Student Life Archives (2001-2008)

“What makes you special, ’21′? Not as much as you would like!”

MCT

21

Rating: 2.5/5
Starring: Jim Sturgess, Kevin Spacey, Kate Bosworth
Directed by: Robert Luketic
Release Date: March 28, 2008

As a movie enthusiast, I consider myself pretty knowledgeable when it comes to actors and their recent performances, so it should have been a smack across the face when I couldn’t recall the last Kevin Spacey performance I enjoyed since “Pay It Forward.”

After a quick sojourn to IMDb, I found the reason for my transgression: There hasn’t been a good Kevin Spacey performance since “Pay It Forward.” Some of you may point to David Gale as an exception, but let’s be honest, this is the Kevin Spacey of “The Usual Suspects,” and “American Beauty.” David Gale, Schmavid Gale.

That streak of mediocrity/disappointment is in no danger after his performance in “21.” The film, based on a true story by way of a book by Ben Mezrich, is a story of too-smart-for-their-own-good Massachusetts Institute of Technology students learning how to beat the Vegas system by counting cards.

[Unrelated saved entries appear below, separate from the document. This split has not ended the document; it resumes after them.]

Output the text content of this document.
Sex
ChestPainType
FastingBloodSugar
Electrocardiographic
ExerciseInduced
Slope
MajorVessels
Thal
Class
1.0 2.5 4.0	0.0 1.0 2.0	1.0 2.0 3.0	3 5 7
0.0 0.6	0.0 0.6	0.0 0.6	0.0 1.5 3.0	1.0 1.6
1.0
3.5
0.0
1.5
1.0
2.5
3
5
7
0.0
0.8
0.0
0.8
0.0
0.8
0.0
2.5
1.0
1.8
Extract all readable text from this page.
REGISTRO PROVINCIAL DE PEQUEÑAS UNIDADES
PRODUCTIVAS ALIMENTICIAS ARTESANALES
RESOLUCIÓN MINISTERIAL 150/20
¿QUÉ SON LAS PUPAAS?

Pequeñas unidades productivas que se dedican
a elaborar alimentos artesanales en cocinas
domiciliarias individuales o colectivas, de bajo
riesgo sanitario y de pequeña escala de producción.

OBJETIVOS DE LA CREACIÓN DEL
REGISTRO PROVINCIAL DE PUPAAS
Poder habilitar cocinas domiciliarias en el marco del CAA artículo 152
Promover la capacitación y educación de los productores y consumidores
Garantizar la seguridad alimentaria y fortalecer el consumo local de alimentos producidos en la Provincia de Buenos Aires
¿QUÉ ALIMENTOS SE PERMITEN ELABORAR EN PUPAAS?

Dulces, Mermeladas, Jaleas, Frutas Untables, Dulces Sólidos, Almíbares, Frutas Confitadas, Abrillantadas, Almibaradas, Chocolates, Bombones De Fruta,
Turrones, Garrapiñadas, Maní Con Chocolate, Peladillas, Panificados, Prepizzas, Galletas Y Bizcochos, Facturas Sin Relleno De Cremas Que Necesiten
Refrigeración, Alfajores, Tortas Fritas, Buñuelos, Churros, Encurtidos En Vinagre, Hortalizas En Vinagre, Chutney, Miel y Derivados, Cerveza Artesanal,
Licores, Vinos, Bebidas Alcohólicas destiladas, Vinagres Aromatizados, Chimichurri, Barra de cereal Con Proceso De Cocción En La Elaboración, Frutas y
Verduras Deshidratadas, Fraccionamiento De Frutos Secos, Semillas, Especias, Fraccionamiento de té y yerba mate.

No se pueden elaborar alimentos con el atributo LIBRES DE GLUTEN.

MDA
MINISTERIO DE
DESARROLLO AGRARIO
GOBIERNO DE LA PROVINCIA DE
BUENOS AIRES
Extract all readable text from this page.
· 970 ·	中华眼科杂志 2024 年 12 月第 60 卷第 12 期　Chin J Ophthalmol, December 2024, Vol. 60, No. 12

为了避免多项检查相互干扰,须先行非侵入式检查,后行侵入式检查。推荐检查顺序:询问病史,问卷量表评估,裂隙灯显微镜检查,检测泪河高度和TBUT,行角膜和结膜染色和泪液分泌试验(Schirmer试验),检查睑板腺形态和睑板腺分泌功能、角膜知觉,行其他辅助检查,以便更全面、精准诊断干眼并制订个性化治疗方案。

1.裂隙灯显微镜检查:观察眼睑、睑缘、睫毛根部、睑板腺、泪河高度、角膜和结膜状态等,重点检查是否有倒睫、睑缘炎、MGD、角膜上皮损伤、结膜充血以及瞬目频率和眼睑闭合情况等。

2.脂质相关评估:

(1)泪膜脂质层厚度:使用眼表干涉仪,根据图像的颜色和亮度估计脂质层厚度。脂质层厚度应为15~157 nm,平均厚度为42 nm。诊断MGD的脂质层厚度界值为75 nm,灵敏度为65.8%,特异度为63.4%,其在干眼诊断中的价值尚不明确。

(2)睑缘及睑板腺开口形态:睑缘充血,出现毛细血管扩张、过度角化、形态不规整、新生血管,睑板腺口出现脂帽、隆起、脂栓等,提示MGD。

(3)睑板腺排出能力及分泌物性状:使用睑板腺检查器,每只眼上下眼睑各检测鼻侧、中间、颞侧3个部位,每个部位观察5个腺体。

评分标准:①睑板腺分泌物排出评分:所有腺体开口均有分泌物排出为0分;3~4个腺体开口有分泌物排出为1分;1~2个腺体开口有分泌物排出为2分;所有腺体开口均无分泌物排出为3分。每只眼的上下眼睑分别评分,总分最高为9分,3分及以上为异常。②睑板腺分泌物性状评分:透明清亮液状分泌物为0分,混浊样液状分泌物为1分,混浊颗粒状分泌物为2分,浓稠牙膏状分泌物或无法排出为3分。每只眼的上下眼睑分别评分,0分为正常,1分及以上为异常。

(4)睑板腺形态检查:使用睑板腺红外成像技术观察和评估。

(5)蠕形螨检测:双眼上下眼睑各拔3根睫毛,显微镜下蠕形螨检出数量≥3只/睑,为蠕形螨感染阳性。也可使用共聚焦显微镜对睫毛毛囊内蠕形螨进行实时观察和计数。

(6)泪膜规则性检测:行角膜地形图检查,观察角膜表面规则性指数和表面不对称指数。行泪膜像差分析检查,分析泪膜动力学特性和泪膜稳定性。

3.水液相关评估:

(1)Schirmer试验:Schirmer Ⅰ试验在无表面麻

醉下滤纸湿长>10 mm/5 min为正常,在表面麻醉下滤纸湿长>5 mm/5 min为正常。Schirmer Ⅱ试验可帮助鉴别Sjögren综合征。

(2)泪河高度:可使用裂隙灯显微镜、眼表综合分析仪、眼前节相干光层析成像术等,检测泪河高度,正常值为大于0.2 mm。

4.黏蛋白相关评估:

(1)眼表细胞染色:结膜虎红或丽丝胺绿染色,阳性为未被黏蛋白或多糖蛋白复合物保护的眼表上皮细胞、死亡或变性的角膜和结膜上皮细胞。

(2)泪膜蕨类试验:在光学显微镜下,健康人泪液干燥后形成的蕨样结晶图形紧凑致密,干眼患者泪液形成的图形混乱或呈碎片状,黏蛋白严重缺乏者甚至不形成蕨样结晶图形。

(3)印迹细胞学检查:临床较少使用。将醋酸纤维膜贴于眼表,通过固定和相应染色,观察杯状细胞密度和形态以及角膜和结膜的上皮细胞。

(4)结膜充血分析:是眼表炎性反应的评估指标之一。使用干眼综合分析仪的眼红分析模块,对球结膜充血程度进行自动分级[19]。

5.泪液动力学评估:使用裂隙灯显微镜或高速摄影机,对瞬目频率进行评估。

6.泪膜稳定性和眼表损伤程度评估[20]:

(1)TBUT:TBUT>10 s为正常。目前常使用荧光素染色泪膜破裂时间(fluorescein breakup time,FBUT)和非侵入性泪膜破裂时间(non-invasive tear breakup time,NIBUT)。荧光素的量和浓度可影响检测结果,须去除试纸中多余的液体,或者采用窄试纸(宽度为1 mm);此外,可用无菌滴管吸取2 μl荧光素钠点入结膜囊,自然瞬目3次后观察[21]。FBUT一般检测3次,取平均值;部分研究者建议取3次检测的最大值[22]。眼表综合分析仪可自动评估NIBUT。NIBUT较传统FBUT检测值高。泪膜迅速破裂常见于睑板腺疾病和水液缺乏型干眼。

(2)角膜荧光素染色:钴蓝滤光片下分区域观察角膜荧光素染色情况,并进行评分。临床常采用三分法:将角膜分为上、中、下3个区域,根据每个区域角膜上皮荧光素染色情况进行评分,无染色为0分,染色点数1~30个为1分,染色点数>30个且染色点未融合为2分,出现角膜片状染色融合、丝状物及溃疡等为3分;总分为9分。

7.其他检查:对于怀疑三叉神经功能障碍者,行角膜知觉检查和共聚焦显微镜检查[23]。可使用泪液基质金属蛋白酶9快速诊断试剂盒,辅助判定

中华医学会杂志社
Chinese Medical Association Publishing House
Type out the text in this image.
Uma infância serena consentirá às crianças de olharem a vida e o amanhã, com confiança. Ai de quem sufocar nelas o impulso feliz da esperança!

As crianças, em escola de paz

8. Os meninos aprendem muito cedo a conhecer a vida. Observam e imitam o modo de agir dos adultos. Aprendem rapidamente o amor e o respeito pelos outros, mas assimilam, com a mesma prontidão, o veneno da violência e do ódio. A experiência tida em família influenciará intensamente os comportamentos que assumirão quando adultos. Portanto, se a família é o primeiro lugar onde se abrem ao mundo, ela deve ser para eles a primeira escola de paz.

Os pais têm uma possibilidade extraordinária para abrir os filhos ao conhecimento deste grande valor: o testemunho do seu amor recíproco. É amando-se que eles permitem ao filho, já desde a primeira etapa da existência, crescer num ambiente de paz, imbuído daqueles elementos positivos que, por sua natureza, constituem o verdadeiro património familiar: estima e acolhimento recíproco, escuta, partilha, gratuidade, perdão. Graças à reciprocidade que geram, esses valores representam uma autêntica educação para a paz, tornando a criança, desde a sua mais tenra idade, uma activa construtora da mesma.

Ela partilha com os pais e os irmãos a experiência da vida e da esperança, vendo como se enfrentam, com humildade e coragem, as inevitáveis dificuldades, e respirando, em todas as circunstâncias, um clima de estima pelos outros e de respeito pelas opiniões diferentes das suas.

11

The film revolves around one extremely special student, Ben (Jim Sturgess of “Across the Universe” fame), an MIT senior with early acceptance to Harvard Medical School who’s short on tuition money and needs an exclusive scholarship in order to go. He meets with a prominent professor and member of the scholarship committee at Harvard, who tells him that his 4.0 GPA, leadership in student government and prize-winning entry into a prestigious science fair entitle him to…absolutely nothing. The last winner, remarks the professor, was a one-legged blind Korean immigrant.

Does this sound mildly familiar? Ben comes from a single-parent household with barely enough income to put him through private university and nowhere near the income needed for three years of medical school and beyond. How many of us faced this in the college admissions process? We were great students, participated in many extracurriculars and led them with flying colors, and yet were no match for the student from New York City who spent her entire junior year leading a research project in Kenya or the student from Japan who had performed with the Boston Pops. Ben’s best friend asks him, “What makes you special?” I have the same question for the movie as a whole.

Ben is forced to find ways to make his tuition money outside of the scholarship and his recent promotion at J. Press to $8 per hour. He is approached by sketchy Professor Spacey to join his underground group of brilliant MIT students in learning how to count cards and swindle Vegas for hundreds of thousands of dollars through blackjack, the only beatable casino game. Ben joins with the condition that as soon as he reaches his tuition goal, he’s quitting. Right, because making money without working for it is such an easy addiction to give up. Along the way, Ben falls for Kate Bosworth’s character (major daddy issue alert) and confronts Laurence Fishburne (in a clearly for-the-paycheck performance). The audience is asked to root for Ben, but really, why am I rooting for the poor MIT genius who figured out how to use his intellect to make oodles and oodles of free money? Not while I’m watching my meal points slowly dwindle way before the semester ends, with no hope in sight.

Kevin Spacey as the clichéd professor/mentor fails to enthrall. He tries to establish himself as a “cool” professor by quoting “Ferris Bueller.” “Anyone. Anyone. Bueller.” he cleverly remarks. Regardless of his corny lines (“The best thing about Vegas-you can become anything you want”), this Danny Ocean-wannabe fails to live up to the single most important rule of any successful Vegas flick: Never underestimate your enemy. We see him overplaying his hand from the start, predicting only worse things to come as the movie progresses.

The movie is clearly aimed at the college crowd. An indie-tinged soundtrack along with a romantic storyline of geek-meets-goddess does nothing in hiding this blatant marketing. How is it possible, though, that the director so misjudged the sympathies of collegians across the world? Whether or not you identify with Ben’s troubles in distinguishing himself before the scholarship committee, you would be hard-pressed to support his endeavor to make more money than he knows what to do with only to blow it on Gucci suits and expensive strip clubs. I would be willing to forgive the ridiculous assumptions the director makes if it weren’t for the low-quality acting that plagues “21″ like a bad run of luck. I anticipated a crummy Vegas thriller when I went in, but with at least some semblance of reputable acting based on the cast list. What I got was a poorly acted, poorly scripted Vegas thriller with a slightly suspenseful ending. Instead of spending $9 and your Saturday night going to see “21,” I suggest flipping through whatever thriller TNT or TBS is showing for the fourth time that day. You’ll save yourself gas, money and me in your head saying repeatedly, “I told you so!” However, if you’re free Friday night, you can see “21″ for free thanks to the fine folks at Filmboard. Be at the Clocktower at 5 p.m. to pick up your ticket.